Trimming XDG_DATA_DIRS to not contain duplicates

Hello everyone :wave:

I have the following question: how can I trim the generated XDG_DATA_DIRS environment my DE uses to the non-duplicated paths only?

I noticed KDE apps are insanely slow to start compared to other distributions. Read about XDG_DATA_DIRS duplicates causing the startup here:

And in fact, there are tons of duplicates, mostly KDE-related.

 nico@dragons in ~ 
❯ echo $XDG_DATA_DIRS | tr ':' '\n' | wc -l
203

 nico@dragons in ~ took 6ms
❯ echo $XDG_DATA_DIRS | tr ':' '\n' | sort | uniq | wc -l
87

The full list of entries can be found here.
I have a script to export this variable without the unnecessary duplicates, which I would like to run during login. I tried programs.bash.loginShellInit, as well as home-managers option for appending content to .bashrc, but both of these fail to reduce the amount of paths set in XDG_DATA_DIRS.

So I’m assuming something else exports the variables, overwriting my changes. Any idea how to proceed here?

My flake can be found here, using latest nixpkgs-unstable with KDE 6.

2 Likes

I am testing this:

File: clean_v2.rs
use std::collections::HashSet;
use std::env;

fn clean_env_var(var_name: &str) {
    if let Some(paths) = env::var_os(var_name) {
        // Convert OsString to a String (lossy, but fine for paths)
        let paths = paths.to_string_lossy();

        // Split the paths by ':' and collect them into a vector
        let paths_vec: Vec<&str> = paths.split(':').collect();

        // Use a HashSet to track seen paths while preserving order
        let mut seen = HashSet::new();
        let cleaned_paths: Vec<&str> = paths_vec
            .into_iter()
            .filter(|&path| seen.insert(path)) // Keep only the first occurrence of each path
            .collect();

        // Join the cleaned paths back into a single string with ':' as the delimiter
        let cleaned_paths = cleaned_paths.join(":");

        // Set the cleaned value back into the environment
        env::set_var(var_name, &cleaned_paths);

        // Print the cleaned value (optional)
        println!("{}=\"{}\"", var_name, cleaned_paths);
    } }

fn main() {
    // List of environment variables to clean
    let env_vars = [
        "GTK2_RC_FILES",
        "GTK_PATH",
        "GTK_RC_FILES",
        "INFOPATH",
        "LIBEXEC_PATH",
        "NIXPKGS_QT6_QML_IMPORT_PATH",
        "NIX_PATH",
        "PATH",
        "QML2_IMPORT_PATH",
        "QTWEBKIT_PLUGIN_PATH",
        "QT_PLUGIN_PATH",
        "TERMINFO_DIRS",
        "XCURSOR_PATH",
        "XDG_CONFIG_DIRS",
        "XDG_DATA_DIRS"
    ];

    // Clean each environment variable
    for var in env_vars.iter() {
        clean_env_var(var);
    }
}

and then put it on ~/.bashrc eval $(WHERE-YOU-HAVE-YOUR-BINARY)

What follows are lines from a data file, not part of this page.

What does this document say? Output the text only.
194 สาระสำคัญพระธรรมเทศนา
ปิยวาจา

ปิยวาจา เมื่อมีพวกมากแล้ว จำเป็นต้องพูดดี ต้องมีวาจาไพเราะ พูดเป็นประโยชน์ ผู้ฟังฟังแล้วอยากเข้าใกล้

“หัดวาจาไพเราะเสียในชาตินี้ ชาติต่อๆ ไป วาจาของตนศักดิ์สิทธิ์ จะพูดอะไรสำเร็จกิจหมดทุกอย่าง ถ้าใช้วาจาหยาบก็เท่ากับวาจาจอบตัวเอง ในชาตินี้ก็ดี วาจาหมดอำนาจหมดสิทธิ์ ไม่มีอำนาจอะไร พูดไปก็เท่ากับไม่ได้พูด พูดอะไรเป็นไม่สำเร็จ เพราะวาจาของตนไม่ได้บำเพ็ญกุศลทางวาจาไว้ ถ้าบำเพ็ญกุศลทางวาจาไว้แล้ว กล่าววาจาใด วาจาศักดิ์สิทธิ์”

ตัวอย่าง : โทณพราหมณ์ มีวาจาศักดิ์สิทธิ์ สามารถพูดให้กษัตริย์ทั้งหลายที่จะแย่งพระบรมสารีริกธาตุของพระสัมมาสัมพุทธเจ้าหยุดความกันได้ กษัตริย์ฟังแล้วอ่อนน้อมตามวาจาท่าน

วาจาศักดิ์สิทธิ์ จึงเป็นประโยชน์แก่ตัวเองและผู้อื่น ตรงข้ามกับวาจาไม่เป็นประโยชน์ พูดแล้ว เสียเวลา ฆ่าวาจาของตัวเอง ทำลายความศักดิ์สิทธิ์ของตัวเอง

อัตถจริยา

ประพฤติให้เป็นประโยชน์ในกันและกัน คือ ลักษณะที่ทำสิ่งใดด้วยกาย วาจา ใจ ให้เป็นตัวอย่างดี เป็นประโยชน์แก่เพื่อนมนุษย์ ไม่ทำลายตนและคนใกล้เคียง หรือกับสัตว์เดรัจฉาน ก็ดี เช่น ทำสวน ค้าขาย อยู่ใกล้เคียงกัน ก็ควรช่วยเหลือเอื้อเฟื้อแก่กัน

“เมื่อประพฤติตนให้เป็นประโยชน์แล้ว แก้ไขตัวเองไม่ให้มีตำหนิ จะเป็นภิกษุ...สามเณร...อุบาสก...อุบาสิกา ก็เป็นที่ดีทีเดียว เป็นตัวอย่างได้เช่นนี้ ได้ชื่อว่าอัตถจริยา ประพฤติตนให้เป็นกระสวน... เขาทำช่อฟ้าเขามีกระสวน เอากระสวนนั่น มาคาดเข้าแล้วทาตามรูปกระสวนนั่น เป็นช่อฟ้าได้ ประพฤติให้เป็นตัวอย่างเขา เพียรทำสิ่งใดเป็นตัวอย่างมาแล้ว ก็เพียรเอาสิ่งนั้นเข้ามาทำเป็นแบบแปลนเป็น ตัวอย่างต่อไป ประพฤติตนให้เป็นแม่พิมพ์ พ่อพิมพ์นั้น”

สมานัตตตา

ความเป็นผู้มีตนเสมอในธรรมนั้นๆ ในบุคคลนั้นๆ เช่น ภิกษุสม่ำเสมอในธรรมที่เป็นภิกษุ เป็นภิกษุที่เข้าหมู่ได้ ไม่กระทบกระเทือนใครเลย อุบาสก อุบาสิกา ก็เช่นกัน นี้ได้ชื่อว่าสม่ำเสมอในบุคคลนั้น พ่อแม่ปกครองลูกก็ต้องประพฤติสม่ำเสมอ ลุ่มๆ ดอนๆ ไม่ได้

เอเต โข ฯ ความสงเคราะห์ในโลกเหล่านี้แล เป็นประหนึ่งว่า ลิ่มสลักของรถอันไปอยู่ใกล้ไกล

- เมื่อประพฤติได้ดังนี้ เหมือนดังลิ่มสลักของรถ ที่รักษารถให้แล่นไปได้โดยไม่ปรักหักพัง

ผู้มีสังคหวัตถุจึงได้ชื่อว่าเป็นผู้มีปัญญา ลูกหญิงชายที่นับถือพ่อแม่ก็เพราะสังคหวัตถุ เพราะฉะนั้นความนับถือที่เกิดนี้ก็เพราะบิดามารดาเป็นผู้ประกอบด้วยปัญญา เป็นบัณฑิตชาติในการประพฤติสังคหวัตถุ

It takes me back 120 us (meaning 0.1 milliseconds) :slight_smile: but it is worth it (for example SiYuan Notes, saves some 4 seconds from startup).

PS: I also have a ~/.config/plasma-workspace/env/10-env-trimm.sh with:

#!/run/current-system/sw/bin/bash

set -a
eval $(WHERE-YOU-HAVE-YOUR-BINARY)
set +a

Hope it helps!